Dean menatapnya marah, ia menghela napas kasar kasar dan berjalan menjauh, lalu berteriak.

"Linar dengar! ... brengsek!" amuknya menjenggut rambutnya frustrasi kemudian berbalik. 

"Kenapa kamu ada di sini sih, hah?" bentak Dean marah.

Linar sebagai istri sudah tahu bahwa suaminya akan semarah ini, dan ia bertekad akan tetap menuntaskannya meski terlampau alot.

"Dera, kamu jangan keluar atau aku akan labrak kamu di Derara's boutique, itu milik kamu dan saudara sepupu kamu kan? Pasti akan lebih seru kalau acara pelabrakannya di rekam dan diviralkan ke media sosial, gimana setuju?"

"Sialan! kamu dengar itu Dean?  Wanita ini baru aja mengancam aku!"

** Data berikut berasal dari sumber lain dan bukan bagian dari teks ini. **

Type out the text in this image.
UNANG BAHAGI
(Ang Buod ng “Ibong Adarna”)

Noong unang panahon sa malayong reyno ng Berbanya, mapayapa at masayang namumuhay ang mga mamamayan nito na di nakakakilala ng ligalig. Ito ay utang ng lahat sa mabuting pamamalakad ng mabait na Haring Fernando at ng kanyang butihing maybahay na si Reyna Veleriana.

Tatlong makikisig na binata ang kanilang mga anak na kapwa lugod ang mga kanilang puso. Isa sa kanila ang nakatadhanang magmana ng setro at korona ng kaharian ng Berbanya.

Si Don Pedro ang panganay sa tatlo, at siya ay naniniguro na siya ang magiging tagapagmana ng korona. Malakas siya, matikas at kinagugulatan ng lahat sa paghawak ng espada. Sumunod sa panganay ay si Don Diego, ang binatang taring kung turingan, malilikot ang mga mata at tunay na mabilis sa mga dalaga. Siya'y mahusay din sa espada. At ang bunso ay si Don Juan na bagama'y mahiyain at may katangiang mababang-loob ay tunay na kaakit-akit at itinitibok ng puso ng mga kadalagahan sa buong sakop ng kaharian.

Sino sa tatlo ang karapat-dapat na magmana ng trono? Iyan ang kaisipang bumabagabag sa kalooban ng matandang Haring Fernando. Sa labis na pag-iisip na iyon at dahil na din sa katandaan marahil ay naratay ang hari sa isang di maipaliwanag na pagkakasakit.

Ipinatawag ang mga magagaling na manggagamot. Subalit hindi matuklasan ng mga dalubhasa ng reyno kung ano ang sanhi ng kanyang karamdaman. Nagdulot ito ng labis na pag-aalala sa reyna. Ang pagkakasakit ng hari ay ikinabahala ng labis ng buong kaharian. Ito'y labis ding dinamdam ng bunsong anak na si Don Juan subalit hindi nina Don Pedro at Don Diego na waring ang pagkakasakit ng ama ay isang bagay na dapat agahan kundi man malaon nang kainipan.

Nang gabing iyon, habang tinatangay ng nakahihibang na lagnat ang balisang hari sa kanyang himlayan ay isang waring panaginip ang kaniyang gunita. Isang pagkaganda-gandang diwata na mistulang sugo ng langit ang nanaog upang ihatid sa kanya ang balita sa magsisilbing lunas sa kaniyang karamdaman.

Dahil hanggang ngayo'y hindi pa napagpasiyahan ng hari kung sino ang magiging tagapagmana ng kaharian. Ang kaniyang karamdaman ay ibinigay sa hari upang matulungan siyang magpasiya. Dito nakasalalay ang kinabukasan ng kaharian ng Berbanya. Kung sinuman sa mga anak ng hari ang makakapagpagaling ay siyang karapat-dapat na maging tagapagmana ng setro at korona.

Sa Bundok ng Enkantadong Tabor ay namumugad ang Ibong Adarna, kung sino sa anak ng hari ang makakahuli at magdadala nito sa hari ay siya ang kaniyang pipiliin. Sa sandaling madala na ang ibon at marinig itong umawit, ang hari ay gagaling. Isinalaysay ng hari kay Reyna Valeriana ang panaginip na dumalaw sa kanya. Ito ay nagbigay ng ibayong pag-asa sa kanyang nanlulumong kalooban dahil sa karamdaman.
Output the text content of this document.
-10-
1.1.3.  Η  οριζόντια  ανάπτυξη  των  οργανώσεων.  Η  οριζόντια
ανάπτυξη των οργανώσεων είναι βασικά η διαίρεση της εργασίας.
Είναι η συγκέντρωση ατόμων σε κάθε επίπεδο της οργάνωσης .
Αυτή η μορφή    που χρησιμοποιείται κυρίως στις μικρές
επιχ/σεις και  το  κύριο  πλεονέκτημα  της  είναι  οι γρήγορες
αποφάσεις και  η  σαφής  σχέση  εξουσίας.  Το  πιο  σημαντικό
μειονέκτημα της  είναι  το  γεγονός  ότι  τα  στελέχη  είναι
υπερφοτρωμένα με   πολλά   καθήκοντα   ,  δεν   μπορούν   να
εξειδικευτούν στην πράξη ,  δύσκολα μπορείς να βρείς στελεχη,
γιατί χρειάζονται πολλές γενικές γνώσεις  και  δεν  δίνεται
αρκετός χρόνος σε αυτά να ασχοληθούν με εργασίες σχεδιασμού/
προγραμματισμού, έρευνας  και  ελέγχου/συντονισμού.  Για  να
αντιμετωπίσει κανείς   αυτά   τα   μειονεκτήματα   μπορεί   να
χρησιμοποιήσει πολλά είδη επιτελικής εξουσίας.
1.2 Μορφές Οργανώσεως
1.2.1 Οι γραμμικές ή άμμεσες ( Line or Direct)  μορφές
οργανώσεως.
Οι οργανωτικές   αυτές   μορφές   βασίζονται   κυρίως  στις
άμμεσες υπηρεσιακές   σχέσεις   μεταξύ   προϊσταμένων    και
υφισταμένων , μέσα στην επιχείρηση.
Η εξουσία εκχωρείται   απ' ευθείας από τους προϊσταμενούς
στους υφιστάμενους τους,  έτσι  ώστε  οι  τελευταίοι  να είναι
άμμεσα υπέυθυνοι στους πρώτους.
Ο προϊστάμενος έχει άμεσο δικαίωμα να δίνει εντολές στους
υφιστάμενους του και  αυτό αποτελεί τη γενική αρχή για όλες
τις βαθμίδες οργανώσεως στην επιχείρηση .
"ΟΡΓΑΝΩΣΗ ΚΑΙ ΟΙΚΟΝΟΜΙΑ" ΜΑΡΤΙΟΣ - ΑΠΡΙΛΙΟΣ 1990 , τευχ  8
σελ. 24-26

"Kita buat simple aja, kamu cukup ikuti apa kata aku sebagai istri sah dari pria yang sedang kamu serong suaminya!"

"Brengsek!" desis Dera melotot. 

"Lin,  jangan begini! kita bicarakan ini di rumah, sebentar aku bersiap dulu," seru Dean yang langsung berbalik untuk mendapatkan baju miliknya. 

"Terdengar ancaman kosong ya? Ok, aku udah tahu alamat toko offline dan media sosialnya Dera, dan mungkin aku akan menyewa beberapa orang untuk merekam aksi pelabrakan designer muda bersama salah satu petinggi perusahaan kamu, Mas dan menyebar luaskannya, the power of netizen,  right?"